While the thermal energy requirements of the hot water process are significantly reduced in the LEE process, nevertheless, thermal energy in the form of heated flood water is still required for slurry preparation, slurry dilution and for the PSV underwash to ensure the overall PSV slurry temperature of at least 35° C.
Finding sources of thermal energy for the LEE process, however, becomes problematic as oil sands mining and extraction operations are being located at considerable distances away from upgraders such as cokers, which are an economical source of thermal energy. These satellite oil sands operations still require considerable supplemental heat input to achieve the targeted bitumen recoveries. Thus, the heat input comes predominantly from natural gas delivered through a gas turbine operated with auxiliary burning as well as by utilizing natural gas fired auxiliary boilers.

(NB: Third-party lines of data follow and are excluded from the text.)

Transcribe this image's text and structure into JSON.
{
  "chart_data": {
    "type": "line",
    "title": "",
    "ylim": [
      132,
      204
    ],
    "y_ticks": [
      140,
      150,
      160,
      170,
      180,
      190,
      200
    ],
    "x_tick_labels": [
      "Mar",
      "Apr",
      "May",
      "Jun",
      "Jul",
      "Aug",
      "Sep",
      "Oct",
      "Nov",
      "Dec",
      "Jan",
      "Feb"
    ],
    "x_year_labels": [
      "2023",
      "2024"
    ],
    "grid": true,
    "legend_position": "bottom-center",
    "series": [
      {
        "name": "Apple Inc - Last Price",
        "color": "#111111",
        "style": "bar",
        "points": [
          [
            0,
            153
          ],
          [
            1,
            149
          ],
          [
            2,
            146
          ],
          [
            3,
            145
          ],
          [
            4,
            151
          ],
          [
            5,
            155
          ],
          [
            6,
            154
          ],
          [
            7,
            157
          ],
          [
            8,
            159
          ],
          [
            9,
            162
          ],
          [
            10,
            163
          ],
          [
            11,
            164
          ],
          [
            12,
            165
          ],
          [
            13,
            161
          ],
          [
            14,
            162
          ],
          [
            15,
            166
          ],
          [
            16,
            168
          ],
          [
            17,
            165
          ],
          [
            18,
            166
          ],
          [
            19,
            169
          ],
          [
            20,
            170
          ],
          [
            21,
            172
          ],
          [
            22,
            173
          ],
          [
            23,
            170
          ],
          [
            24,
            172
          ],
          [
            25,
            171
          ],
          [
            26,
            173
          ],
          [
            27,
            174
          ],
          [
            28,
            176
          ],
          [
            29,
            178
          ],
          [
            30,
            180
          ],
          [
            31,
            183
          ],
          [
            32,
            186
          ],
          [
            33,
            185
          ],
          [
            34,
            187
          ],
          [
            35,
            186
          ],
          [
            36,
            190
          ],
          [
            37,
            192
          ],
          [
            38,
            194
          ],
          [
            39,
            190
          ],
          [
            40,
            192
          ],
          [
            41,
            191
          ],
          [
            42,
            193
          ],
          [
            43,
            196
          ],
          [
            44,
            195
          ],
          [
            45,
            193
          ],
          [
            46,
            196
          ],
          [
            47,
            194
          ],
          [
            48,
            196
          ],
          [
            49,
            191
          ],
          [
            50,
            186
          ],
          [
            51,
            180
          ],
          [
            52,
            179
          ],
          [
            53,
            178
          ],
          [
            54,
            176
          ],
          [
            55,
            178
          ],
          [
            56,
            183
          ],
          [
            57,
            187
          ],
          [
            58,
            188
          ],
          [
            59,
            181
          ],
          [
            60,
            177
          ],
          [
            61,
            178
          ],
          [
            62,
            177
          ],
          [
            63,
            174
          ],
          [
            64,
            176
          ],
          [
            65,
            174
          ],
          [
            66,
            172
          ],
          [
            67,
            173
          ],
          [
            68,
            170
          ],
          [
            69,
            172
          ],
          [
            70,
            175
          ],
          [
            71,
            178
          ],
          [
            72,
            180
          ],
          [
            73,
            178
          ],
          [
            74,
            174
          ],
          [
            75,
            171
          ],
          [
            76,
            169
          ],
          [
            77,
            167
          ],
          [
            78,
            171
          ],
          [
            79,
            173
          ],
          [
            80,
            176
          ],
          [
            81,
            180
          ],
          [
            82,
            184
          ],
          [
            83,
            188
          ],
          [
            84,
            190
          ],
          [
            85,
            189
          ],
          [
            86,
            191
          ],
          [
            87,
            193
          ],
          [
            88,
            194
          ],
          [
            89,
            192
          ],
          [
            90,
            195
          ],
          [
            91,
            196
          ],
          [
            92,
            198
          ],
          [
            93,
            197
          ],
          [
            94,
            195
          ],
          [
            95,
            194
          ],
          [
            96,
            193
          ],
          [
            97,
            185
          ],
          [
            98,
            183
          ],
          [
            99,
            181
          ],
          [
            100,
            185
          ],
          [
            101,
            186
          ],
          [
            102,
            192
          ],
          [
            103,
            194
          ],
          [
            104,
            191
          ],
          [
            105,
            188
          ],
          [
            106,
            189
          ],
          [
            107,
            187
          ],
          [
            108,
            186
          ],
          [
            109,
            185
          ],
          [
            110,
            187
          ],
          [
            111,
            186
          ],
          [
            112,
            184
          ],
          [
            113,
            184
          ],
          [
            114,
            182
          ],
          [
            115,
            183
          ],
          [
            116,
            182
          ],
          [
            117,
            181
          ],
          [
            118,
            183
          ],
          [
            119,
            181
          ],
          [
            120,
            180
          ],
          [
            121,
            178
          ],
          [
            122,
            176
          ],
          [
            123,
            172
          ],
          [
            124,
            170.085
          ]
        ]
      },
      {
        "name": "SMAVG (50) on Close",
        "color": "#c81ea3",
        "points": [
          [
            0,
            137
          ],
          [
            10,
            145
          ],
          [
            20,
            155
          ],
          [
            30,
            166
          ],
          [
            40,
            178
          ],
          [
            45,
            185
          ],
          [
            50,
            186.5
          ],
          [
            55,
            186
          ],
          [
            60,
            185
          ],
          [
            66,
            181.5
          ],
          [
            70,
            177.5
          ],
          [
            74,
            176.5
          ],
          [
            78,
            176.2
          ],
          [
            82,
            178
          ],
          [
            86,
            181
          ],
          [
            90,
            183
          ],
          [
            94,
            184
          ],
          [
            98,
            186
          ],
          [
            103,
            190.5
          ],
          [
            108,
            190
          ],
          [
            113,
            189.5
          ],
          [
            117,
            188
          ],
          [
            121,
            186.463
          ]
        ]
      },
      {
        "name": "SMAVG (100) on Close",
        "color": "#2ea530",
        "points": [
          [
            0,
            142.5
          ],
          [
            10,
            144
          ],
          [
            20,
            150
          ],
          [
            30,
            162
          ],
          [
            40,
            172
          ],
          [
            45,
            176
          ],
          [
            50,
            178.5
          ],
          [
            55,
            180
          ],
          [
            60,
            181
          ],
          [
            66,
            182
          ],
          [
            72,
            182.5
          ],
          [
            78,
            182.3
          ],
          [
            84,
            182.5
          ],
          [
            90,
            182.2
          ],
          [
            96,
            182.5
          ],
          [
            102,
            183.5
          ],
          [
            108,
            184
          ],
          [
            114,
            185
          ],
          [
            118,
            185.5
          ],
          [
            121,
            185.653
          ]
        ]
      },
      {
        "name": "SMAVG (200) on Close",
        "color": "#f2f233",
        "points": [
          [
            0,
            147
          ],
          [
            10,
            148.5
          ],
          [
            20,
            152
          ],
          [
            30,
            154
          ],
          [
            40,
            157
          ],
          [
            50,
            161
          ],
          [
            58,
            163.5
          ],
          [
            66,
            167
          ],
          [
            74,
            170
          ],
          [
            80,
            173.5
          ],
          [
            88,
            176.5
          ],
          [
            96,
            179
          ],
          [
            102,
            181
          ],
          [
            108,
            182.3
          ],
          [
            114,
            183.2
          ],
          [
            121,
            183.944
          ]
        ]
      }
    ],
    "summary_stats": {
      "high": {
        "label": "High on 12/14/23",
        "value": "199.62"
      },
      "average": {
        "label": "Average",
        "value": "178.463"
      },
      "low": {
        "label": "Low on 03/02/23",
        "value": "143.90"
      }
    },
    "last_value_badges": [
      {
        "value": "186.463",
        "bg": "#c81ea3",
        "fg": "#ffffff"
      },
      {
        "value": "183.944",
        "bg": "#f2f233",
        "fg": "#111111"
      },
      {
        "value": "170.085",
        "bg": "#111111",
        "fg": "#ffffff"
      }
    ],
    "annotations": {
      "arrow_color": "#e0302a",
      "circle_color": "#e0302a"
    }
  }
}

Currently, both the heat (thermal energy) and any residual bitumen present in the primary and secondary tailings are lost in the tailings deposition process. In fact, using optimum LEE process conditions still results in only about 90 to about 94% bitumen recovery depending on the ore blend, pipeline conditioning and recycle water chemistry. Thus, it would be beneficial, both from an energy conservation and an improved bitumen recovery point of view, to capture the heat and bitumen in tailings.
Thus, there is a need for a process that can be used for both bitumen and heat recovery from oil sand tailings.